From holiday weekends to large health center campuses, find out where risk may be lurking in the collection, manufacturing and delivery of cell therapies. Essential to success are chain of identity (COI), chain of custody (COC) and chain of condition (COCn).

It’s a long-established fact that in healthcare, supply chains are incredibly complex. Time- and temperature-sensitive drugs add extra layers of intricacy and potential problems for product quality.

Critical areas for cell therapies are chain of identity (COI), chain of custody (COC) and chain of condition (COCn) (See sidebar below, The Data Trail, for more detail). “This could be your father’s cells, your child’s. The integrity of the sample must be maintained throughout the process,” said Patricia M. Seymour, MBA, CSCPManaging Director in the BioProcess Technology Group of BDO USA. She spoke at the 2019 PDA Cell and Gene Therapy Conference in May, highlighting that overcoming supply chain challenges is fundamental to cell therapy manufacturing.

Some of the challenges center around scalability and patient demand, which can be hard to forecast. Additionally there are multiple data collection systems that must be integrated—data integrity and tracking are key. As Seymour noted, “It’s quite an ecosystem to coordinate from start to finish.
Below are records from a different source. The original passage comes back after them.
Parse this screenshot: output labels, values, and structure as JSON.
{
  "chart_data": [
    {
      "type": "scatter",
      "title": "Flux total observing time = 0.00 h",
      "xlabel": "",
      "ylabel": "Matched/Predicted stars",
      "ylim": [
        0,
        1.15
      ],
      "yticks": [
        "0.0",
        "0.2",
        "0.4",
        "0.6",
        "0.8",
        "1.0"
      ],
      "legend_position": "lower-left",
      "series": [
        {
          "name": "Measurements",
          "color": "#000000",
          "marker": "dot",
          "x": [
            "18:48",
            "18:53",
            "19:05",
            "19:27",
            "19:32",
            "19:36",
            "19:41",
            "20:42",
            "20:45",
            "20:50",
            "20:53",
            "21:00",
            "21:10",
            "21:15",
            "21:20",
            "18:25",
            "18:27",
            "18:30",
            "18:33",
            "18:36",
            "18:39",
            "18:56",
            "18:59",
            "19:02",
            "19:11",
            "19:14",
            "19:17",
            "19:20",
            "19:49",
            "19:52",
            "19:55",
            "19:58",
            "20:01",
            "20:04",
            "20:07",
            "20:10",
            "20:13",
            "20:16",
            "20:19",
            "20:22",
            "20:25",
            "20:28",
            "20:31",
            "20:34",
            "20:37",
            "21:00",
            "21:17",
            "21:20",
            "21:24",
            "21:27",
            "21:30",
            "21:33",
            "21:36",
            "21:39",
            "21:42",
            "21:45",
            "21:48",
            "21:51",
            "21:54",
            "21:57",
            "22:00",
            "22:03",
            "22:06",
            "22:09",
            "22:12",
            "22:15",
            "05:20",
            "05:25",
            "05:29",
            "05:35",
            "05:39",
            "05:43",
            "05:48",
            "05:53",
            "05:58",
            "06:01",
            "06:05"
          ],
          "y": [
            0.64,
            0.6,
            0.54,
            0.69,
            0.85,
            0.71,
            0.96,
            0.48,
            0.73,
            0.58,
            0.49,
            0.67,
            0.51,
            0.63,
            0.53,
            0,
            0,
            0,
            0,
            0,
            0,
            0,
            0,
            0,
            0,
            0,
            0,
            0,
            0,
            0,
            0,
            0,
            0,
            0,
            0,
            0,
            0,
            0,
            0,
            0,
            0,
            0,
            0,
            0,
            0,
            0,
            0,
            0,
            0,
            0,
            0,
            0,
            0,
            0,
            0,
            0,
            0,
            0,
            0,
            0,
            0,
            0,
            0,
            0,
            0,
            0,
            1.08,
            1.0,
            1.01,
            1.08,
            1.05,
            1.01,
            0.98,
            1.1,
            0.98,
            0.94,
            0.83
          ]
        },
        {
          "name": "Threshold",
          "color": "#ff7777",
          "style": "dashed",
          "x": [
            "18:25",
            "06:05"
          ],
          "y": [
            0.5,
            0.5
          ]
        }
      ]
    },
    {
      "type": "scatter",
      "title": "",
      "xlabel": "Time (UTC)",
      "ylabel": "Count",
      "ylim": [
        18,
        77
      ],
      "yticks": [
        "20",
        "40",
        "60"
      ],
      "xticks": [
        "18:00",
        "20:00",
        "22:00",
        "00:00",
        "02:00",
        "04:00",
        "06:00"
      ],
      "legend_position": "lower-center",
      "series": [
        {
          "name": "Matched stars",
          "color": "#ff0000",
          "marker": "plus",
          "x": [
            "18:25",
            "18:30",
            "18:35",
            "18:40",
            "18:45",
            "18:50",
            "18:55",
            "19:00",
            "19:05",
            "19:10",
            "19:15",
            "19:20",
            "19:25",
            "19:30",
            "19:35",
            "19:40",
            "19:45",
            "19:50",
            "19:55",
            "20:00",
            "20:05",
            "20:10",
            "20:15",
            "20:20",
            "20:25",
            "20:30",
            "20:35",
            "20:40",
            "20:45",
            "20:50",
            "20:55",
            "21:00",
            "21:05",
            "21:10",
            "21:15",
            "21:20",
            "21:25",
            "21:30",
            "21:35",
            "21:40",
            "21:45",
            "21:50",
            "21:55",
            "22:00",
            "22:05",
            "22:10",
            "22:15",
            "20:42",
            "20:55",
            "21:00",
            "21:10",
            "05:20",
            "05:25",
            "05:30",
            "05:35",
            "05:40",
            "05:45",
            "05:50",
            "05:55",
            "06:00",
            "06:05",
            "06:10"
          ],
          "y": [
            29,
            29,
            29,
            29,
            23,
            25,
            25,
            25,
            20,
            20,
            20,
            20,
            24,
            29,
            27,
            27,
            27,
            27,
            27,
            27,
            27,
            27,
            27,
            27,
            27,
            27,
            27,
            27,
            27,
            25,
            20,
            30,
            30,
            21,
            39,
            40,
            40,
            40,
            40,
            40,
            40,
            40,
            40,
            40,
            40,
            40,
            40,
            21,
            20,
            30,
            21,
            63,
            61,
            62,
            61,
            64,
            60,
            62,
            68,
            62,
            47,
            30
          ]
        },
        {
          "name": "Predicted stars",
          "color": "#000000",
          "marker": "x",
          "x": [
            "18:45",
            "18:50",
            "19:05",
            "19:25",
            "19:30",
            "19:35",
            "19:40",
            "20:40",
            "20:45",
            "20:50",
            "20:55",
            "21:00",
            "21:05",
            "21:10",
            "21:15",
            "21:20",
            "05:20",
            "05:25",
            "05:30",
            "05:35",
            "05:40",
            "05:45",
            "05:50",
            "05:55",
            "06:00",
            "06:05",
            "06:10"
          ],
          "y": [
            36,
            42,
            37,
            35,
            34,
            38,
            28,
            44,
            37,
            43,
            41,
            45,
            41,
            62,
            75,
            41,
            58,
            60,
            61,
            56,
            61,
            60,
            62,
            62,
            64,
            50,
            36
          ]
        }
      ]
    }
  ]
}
It’s not just all about the biology. IT will be critical to the supply chain—all of it has to work in great synchrony.”

Needle-to-Needle: The Autologous Cell Therapy Supply Chain

  1. Collection: collect and control the patient’s sample.
  2. Manufacturing: manipulate or modify the cell product.
  3. Treatment: infuse or dose the product back to the patient, with continued monitoring.